Search code examples
pythonregex

Regex - negative lookbehind for any character excluding pure whitespace


I'm trying to write a regex pattern that will fail a match if the preceding pattern contains any character except pure whitespace, for example

--hello (match)
--goodbye (match)
ROW_NUMBER() OVER (ORDER BY DATE) --date (fail)
  --comment with some indentation (match)
    --another comment with some indentation (match)

The closest I've got to is with this pattern I made (?<!.)--.*\n, that gives me this result

--hello (match)
--goodbye (match)
ROW_NUMBER() OVER (ORDER BY DATE) --date (fail)
  --comment with some indentation (fail)
    --another comment with some indentation (fail)

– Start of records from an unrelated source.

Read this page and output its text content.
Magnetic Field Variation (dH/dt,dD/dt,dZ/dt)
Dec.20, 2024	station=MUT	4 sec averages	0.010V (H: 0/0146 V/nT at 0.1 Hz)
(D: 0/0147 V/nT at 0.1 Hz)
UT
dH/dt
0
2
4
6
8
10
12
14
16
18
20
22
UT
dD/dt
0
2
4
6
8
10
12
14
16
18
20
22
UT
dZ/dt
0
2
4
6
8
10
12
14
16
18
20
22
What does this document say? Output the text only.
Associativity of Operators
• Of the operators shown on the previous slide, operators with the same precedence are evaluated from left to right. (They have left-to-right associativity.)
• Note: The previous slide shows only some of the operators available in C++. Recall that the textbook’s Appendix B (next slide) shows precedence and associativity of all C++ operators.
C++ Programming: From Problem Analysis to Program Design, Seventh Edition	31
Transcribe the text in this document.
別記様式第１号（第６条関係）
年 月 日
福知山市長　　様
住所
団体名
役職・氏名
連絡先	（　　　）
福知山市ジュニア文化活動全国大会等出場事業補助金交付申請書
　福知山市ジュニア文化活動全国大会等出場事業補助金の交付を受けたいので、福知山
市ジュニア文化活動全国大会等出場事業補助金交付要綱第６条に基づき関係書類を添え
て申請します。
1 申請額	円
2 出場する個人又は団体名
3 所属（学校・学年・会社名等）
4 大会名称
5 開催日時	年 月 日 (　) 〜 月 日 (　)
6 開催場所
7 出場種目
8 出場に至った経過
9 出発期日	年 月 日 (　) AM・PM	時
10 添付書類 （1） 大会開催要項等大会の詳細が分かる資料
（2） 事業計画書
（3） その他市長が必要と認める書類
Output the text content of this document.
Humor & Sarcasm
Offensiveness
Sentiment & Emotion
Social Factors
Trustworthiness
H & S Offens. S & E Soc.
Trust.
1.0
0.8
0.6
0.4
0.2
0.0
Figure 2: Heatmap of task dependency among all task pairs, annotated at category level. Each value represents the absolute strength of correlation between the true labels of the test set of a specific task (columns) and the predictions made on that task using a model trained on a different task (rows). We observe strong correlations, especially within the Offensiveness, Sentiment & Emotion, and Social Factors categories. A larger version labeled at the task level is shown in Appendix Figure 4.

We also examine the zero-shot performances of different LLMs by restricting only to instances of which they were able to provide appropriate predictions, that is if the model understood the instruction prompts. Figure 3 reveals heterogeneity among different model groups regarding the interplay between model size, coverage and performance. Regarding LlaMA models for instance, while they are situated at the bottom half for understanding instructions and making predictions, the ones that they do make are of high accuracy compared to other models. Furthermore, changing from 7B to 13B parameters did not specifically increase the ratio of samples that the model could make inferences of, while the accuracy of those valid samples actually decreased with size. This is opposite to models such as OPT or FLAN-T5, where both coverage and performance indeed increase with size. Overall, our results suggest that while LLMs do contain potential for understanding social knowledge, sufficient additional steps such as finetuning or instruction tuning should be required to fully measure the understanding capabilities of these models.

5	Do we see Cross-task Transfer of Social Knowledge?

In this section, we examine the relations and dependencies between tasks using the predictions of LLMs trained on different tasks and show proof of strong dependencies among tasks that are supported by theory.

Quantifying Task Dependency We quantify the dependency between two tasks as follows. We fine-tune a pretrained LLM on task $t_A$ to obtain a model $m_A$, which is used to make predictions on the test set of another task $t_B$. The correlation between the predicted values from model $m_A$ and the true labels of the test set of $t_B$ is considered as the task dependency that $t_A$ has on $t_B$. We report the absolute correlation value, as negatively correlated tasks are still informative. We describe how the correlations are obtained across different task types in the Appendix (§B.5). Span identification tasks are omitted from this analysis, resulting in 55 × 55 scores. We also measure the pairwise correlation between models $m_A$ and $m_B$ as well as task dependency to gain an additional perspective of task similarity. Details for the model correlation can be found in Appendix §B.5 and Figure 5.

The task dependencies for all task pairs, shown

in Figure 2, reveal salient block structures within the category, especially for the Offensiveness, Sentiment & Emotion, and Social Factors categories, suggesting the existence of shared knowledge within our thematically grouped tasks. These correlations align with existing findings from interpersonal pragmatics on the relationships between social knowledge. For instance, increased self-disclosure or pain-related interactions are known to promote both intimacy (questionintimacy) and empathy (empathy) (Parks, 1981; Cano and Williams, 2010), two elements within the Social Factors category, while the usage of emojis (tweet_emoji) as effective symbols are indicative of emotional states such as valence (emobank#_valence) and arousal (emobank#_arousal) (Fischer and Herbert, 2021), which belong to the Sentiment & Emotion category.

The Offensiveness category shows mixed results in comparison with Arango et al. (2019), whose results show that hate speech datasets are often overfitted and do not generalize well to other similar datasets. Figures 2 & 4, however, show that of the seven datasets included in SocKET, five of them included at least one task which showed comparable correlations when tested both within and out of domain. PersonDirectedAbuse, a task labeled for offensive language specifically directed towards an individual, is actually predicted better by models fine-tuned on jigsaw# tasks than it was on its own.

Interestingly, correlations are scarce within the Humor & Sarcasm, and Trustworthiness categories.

I've tried (?<!\s)--.*\n and (?<=\S)--.*\n but both return no matches at all

EDIT: a regexr.com illustrating the issue more clearly regexr.com/6j0mt


Solution

  • With PyPi regex, you can use

    import regex
    
    text = r"""--hello
    --goodbye
    ROW_NUMBER() OVER (ORDER BY DATE) --date
      --comment with some indentation
        --another comment with some indentation"""
    
    print( regex.findall(r'(?<=^[^\S\r\n]*)--.*', text, regex.M) )
    # => ['--hello', '--goodbye', '--comment with some indentation', '--another comment with some indentation']
    

    See this Python demo online.

    Or, with the default Python re:

    import re
     
    text = r"""--hello
    --goodbye
    ROW_NUMBER() OVER (ORDER BY DATE) --date
      --comment with some indentation
        --another comment with some indentation"""
     
    print( re.findall(r'^[^\S\r\n]*(--.*)', text, re.M) )
    

    See this Python demo.

    Pattern details

    • (?<=^[^\S\r\n]*) - a positive lookbehind that matches a location that is immediately preceded with start of string/line and zero or more horizontal whitespaces
    • ^ - start of a string (here, a line, because re.M / regex.M option is used)
    • [^\S\r\n]* - zero or more chars other than non-whitespace, CR and LF chars (any whitespace but carriage returns and line feed chars)
    • (--.*) - Group 1: -- and the rest of the line (.* matches zero or more chars other than line break chars as many as possible).